You really needed that explanation?
One is a place of worship, one is a hospital.
If they want to perform religious tests on their employees, they can stop running hospitals and stick to running cathedrals.
Also, it never ceases to amaze me how tone-deaf the Catholic leadership is. Yeah, batten down the hatches for contraception, you geese. Your laity are right there with you!
http://troublethinking.wordpress.com (Updated Wed) http://twitter.com/#!/Durandal4532
The employer is the Church in both cases, though. What you're saying is that the Catholic church can discriminate in the services it offers to its employee the cathedral groundskeeper, but not to its employee the hospital groundskeeper.
Apparently, this is shocking to him.
Real simple: All healthcare facilities, nationwide, are both completely open to the public, and completely barred from discriminating hiring practices based on religion, sex, race, or whatever else. This protection extends to insurance coverage.
Because there is nothing about running a hospital that requires the employees to follow the church's rules. As has been pointed out, if they can't run a hospital like every other entity ever, they can let someone else do it and spend their money on making prettier churches. Mind, the moment they do that there will probably be massive backlash and drop in attendance, also greater support of more secular charities, but I think I could live with that.
Also, check my edit to that post.
And you especially don't get the tax breaks from running said hospital.
Refusal to provide coverage for a specific prescription is now discrimination?
No one is talking about forcing either the church or the parents to use contraception, either, just mandating that--like vaccination--it be offered under the insurance plan. Your "collection of reasons why it's not necessary" has been (correct me if I'm wrong):
1) There are tons of charities giving away contraception like it was going out of style (for which you have offered no proof).
2) People can just stop having sex.
A hospital is providing a secular service, a church is providing a religious service. Churches are treated differently, in that they're allowed to discriminate on the basis of suspect classes (like, for instance, religion), and subject to much less stringent regulations than pretty much any other entity in the U.S. This is in order to comply with the demands of the first amendment.

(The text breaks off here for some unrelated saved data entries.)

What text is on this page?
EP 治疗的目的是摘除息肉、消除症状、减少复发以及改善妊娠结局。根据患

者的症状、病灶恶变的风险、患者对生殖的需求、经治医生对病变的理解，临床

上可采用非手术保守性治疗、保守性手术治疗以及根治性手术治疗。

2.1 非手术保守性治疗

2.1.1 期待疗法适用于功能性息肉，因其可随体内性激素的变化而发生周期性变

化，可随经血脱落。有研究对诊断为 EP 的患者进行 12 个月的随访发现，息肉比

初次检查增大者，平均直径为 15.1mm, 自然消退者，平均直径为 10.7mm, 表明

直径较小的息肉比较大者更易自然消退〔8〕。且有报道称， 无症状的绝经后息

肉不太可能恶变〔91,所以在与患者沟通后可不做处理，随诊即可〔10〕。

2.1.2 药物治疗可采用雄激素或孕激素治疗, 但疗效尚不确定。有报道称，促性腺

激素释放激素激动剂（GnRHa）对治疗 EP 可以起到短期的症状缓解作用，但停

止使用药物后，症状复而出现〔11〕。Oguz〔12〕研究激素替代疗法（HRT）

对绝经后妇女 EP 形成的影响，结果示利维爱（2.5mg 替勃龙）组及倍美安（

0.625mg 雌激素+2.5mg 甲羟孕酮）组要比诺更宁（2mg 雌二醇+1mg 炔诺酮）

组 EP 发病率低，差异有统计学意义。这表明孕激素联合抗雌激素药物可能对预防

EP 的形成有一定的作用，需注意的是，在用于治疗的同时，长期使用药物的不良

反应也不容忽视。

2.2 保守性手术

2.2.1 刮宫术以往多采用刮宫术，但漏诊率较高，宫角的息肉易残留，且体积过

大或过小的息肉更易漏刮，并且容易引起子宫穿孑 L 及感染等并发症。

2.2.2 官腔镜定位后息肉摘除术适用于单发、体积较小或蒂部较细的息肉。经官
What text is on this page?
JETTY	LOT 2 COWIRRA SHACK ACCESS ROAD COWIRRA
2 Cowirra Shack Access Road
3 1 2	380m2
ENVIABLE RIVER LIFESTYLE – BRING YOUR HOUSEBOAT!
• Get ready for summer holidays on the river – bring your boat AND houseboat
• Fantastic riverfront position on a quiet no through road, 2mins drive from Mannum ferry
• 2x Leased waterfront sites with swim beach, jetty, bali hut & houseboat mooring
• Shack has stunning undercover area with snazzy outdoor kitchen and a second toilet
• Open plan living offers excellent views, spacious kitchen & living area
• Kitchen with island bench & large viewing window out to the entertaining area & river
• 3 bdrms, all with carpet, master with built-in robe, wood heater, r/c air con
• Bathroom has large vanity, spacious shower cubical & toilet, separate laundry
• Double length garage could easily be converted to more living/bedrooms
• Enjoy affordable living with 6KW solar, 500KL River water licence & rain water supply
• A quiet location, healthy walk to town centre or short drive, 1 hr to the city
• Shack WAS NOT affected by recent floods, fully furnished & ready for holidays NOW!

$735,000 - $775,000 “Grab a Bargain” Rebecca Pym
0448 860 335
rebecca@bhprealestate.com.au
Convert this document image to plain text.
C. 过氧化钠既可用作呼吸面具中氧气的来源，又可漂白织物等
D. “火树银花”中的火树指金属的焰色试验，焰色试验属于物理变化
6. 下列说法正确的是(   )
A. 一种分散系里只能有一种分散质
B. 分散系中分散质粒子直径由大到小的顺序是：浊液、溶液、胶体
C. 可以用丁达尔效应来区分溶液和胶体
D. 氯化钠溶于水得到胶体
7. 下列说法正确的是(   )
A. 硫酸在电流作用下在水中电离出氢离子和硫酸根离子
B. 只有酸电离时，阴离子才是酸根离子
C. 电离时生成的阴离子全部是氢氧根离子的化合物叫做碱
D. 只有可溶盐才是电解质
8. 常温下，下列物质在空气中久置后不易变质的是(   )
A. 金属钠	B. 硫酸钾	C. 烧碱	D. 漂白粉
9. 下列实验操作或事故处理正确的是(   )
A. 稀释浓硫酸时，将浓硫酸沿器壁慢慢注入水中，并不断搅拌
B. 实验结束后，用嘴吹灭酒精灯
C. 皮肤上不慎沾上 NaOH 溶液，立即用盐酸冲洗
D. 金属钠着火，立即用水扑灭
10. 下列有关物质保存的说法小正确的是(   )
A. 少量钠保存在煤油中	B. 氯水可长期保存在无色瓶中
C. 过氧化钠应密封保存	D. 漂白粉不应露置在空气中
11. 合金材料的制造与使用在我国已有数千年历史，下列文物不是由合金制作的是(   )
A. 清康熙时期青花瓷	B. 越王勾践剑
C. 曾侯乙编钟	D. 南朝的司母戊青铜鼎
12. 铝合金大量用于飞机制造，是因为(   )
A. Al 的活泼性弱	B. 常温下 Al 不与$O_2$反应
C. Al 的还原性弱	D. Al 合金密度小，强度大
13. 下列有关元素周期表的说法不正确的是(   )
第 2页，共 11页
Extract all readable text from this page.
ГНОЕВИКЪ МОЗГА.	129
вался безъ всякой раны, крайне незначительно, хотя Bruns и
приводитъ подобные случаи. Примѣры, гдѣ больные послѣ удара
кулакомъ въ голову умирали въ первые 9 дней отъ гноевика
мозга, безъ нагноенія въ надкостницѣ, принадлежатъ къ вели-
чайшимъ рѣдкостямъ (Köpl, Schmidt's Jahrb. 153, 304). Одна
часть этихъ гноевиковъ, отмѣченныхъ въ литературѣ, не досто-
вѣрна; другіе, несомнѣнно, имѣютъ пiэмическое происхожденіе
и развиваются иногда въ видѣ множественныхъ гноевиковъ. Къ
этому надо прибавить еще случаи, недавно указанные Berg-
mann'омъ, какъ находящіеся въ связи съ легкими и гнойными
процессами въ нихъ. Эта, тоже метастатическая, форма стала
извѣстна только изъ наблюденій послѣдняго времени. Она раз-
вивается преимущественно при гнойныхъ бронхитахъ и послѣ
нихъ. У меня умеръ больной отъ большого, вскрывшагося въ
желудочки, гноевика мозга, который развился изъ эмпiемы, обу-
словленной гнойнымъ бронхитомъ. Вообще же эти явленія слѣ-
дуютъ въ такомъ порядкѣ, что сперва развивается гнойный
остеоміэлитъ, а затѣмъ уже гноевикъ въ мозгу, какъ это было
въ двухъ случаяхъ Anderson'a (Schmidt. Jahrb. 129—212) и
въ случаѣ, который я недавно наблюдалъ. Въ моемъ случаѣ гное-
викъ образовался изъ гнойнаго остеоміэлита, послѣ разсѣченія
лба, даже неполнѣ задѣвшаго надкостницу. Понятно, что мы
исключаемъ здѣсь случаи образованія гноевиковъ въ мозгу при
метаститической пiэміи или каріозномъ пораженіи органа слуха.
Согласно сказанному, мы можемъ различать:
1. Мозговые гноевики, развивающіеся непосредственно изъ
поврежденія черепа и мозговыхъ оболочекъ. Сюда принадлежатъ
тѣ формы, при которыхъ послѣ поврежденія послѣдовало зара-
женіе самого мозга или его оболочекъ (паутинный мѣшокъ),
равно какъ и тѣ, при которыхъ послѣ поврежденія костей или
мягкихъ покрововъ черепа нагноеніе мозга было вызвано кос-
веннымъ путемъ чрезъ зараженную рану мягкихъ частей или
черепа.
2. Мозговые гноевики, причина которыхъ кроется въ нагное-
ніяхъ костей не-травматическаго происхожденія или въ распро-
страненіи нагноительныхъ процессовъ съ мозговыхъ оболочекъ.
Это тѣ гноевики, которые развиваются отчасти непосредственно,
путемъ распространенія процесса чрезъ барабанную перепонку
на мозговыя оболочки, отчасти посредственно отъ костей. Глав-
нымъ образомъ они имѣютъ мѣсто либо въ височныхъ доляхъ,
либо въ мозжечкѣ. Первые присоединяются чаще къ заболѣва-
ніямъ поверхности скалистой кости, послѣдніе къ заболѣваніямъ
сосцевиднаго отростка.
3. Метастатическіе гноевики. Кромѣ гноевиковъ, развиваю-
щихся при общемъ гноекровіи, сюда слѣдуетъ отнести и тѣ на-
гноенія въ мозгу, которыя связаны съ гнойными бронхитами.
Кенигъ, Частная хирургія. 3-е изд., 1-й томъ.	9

Hospitals, however, are there to provide medical care. The moment we start saying "well, since this is owned by the church, you have religious freedom," what stops every corporation from just claiming that its holdings are "church-owned," and therefore not subject to employment laws and regulations?
Edit checked, and we seem to be talking a lot about discriminatory hiring, and conflating that with a blanket refusal to cover a specific medicine under employee insurance. I'm not seeing the dots connected here.
Edit: It's like saying that a business is being discriminatory because it isn't hiring anyone.
The Church may own the hospital, but it is a separate entity from the church. If the Church wants the hospital to be a church, then they can simply stop offering licensed medical care there, and bam! Church!
The better argument is that reproductive health is vital to women's health. This policy discriminates against women. Also, I'll give good odds that these same health plans already cover Viagra, because they usually do.
Which led to some hilarious trolling by one of the delegates in Virginia, who proposed some highly invasive procedures be required for men to get a prescription for that.